Throughout history, honey has been used for a variety of purposes: as an antiseptic for wounds, a natural sweetener, and a remedy for sore throat, among many others. It’s become so widely used that it’s a staple on supermarket shelves. Most store-bought honey, however, is pasteurized. This means that honey is put under high heat to improve its shelf life and appearance — pasteurizing improves honey’s color and texture. This process also strips away tons of nutrients from the product. Compared to pasteurized honey, raw, unprocessed honey brings so many benefits to gut health.
Balancing out the gut microbiome
Raw honey is a potent prebiotic, nourishing good bacteria in the intestines which facilitate healthy digestion. Honey contains non-digestive oligosaccharides which can’t be absorbed by the digestive tract. Instead, these oligosaccharides pass on to the colon where they’re able to ferment. This produces short-chain fatty acids that help proliferate bifidobacteria strains which aid in the digesting dietary fiber, prevention of gut infections, and producing essential digestive vitamins. In addition to helping create more good bacteria in the digestive system, honey is also an effective treatment for Helicobacter pylori bacteria, a common cause of stomach ulcers.
It’s not just honey that can improve gut health, honeycomb itself is also a great source of health benefits. In fact, it contains vitamin A and trace amounts of fiber, which improves digestion. Vitamin A is crucial in keeping the body’s immune response in check when it detects harmful bacteria in the gastrointestinal tract. And it’s only in honey packed between honeycombs where you’ll find pollen and royal jelly – both contain high amounts of B-vitamins (B1, B2, B3, B5, B6, B7, B8, and B9).

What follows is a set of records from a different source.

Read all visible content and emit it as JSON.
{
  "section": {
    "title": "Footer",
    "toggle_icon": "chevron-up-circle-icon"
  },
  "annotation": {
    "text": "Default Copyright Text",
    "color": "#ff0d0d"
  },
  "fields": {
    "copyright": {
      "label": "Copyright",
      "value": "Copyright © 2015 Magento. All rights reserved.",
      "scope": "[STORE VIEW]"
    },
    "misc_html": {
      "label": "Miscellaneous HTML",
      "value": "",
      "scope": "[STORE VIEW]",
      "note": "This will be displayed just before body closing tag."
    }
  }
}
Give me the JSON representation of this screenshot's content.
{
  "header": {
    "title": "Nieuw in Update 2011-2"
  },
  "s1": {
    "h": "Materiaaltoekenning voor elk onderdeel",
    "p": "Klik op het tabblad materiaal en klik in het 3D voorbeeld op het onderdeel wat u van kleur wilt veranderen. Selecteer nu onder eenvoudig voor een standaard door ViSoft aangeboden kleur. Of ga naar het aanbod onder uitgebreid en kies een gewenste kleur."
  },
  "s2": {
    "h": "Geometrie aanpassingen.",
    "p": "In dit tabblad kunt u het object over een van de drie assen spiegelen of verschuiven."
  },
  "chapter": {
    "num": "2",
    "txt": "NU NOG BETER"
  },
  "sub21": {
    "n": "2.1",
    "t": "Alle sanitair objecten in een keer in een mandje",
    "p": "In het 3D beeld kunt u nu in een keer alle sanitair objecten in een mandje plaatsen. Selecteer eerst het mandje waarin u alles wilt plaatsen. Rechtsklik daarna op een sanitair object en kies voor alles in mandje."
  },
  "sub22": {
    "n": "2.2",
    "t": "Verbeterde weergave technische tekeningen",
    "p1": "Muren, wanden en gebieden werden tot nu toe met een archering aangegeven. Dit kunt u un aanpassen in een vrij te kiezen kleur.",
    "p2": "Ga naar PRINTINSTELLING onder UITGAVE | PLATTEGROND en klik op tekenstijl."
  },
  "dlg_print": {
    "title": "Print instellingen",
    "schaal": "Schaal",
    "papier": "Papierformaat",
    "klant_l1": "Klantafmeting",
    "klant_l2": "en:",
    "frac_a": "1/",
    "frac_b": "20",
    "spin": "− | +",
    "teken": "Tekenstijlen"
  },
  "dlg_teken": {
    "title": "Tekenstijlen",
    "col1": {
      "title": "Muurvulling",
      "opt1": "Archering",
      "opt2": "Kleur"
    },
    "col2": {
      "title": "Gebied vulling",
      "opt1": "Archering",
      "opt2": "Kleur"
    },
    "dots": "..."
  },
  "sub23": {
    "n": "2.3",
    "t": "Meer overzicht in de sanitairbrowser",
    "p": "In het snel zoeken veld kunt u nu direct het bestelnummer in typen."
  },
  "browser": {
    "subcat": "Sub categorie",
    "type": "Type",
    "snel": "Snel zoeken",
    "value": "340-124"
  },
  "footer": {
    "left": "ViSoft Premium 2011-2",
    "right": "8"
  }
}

These are vitamins necessary for good gut bacteria to develop.
Both honey and honeycomb have huge potential to enhance the gut microbiome, mitigating the spread of harmful bacteria and encouraging the growth of necessary gut bacteria. Gut health has implications for overall health. As a recent study pointed out, the gut microbiome affects cognition, metabolism, weight management, and even mental health. The same study also suggests how using antimicrobial foods like honey could be used to control pathogenic viruses in the future.
Barriers to further research
More research on the benefits of honey would eventually lead to making it a viable option for medical treatment. However, research necessitates a team of specialized professionals, including microbiologists, gastroenterologists, nutritionists, and research nurses, among many others. Although today, the lack of research experts have focused their work on COVID-19 studies. This underscored the shortage of research and health professionals worldwide. The Canadian Nurses Association predicts a shortage of 60,000 nurses by 2022 in the country alone. But authorities are implementing initiatives to secure more nurses. In fact, Canadian provinces like Ontario and Nova Scotia have started hiring more nurses. Fortunately, in countries like America, remote learning has become more widely used as more organizations, including those in healthcare education, are moving operations online. Remote healthcare learning could help produce more skilled professionals not just in Canada and America, but around the world. Nurses now have the option to pursue online RN to BSN programs, which allow them to specialize in in-demand fields like research nursing. These programs equip them with the necessary skills and experience to conduct effective research while providing care to clinical subjects. The curriculums are offered by accredited institutions too, making these online degrees just as valid as traditional ones. With more professionals specializing in research nursing, the numerous potential applications of honey can be uncovered and shared with the general public. Unfortunately, the shortage of research professionals is not the only issue.
Labs are experiencing shortages around the world, too. This pushed a more collaborative approach to research where labs exchange material resources to address the shortages— building cooperation and camaraderie within the industry. Even the everyday person can help improve research on honey’s benefits by supporting products that invest in sustainable and regenerative practices— this helps ease the ongoing shortages.
We’re only beginning to discover the medical benefits of honey, but already, we know that it does the body a lot of good. Further research could reveal even more.